Within one question, I sensed another.

‘No. Now they say he is in Petsamo,’ I said, without much conviction.

‘Perhaps he can’t make it back. Travel is a problem, what with all the bombing …’ she offered by way of explanation, though she herself did not seem to believe her own words.

‘That’s right. Perhaps he never will!’ I shot back with a bitter smile. But I wanted to talk of other things; or perhaps I did not want to talk at all. I was forcing myself to be sociable, and it was taking its toll. I would have liked to find a quick way out of the entanglement, but some strange compulsion led me to carry on.

‘Why don’t we sit down?” I suggesting, pointing towards a table.

‘That would be nice,’ she replied, but she sounded indifferent, nor did she make a move. She had blushed again and was looking down at her shoes, hoping I would not notice. I felt that she was regretting ever having acknowledged me.

She was a very slight girl, and fragile-looking, unlike most of the other nurses, who looked and moved like sturdy farmers’ wives. She slipped off her cap and folded it up on her knee, running one hand quickly through her hair.

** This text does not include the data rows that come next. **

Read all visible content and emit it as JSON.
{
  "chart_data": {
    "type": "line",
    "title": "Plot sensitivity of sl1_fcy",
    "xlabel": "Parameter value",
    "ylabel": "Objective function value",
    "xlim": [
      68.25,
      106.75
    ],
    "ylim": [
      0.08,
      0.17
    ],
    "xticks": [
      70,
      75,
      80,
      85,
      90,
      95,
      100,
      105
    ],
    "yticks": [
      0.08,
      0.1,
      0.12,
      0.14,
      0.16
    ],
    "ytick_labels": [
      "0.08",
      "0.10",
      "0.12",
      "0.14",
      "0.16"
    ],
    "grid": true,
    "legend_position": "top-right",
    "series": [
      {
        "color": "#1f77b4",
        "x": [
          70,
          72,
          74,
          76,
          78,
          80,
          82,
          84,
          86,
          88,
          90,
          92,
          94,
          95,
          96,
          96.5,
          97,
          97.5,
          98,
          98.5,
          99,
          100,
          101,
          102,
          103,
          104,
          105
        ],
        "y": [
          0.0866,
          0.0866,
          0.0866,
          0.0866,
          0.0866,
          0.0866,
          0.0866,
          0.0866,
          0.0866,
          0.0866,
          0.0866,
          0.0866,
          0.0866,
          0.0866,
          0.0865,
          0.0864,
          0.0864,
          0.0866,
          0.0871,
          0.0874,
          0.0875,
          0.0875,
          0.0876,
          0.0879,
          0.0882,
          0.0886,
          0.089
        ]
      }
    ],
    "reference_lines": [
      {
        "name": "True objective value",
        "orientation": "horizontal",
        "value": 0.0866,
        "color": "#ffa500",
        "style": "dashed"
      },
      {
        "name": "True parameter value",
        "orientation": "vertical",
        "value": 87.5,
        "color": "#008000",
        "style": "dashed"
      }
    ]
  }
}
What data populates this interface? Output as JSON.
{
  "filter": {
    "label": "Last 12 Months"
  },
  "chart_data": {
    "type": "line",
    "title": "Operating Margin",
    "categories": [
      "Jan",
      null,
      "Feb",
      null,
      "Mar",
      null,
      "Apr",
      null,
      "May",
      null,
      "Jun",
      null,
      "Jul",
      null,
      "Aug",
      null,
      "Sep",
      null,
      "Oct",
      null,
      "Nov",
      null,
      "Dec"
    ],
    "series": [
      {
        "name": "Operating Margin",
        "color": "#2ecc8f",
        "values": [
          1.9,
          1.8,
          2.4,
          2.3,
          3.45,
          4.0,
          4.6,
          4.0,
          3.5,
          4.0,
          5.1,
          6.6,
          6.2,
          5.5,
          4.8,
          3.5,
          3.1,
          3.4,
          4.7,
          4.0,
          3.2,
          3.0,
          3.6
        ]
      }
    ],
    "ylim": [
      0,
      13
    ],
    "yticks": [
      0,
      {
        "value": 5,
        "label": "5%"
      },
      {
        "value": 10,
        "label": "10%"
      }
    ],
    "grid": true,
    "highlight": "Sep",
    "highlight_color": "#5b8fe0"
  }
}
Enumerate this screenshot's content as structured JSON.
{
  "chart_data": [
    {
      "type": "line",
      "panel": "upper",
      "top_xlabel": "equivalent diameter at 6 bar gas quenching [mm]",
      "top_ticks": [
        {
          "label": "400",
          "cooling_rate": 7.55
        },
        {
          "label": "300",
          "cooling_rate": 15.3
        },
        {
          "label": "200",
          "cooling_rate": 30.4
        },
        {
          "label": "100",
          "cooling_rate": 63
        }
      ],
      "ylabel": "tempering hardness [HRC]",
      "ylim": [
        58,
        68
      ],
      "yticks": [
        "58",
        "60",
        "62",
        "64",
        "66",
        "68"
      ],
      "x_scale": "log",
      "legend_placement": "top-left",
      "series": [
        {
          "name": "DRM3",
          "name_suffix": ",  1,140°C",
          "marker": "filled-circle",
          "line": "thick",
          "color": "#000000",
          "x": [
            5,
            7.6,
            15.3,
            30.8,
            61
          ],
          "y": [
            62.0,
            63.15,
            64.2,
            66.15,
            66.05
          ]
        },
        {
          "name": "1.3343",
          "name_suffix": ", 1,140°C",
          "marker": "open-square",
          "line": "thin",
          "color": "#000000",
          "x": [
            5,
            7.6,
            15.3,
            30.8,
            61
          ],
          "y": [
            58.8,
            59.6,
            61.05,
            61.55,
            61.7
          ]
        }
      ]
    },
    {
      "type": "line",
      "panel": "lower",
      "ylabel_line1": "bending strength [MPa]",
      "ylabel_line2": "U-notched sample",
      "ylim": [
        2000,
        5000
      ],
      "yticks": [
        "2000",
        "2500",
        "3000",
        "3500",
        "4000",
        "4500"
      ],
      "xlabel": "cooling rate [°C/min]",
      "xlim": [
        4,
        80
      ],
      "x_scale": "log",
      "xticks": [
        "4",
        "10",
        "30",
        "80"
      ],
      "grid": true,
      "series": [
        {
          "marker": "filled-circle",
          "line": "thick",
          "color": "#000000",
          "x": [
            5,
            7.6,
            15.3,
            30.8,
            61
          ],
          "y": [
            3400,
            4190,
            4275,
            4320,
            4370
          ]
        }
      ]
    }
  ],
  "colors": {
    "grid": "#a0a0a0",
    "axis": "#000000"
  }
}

The shifting colour of her eyes meant that there also seemed to be something changeable about her face: one moment she looked like a shy girl, whom I could scarcely imagine dealing with bomb-torn flesh, the next she looked like a grown woman, inured to the sight of suffering. Outside, the wind had died down and the snowflakes were drifting lightly towards the windows, settling into the spidery network of ice etched on to the panes; given a sense of warmth by the yellow glow of the candles, their white veiling offered a sense of security which was hard to resist.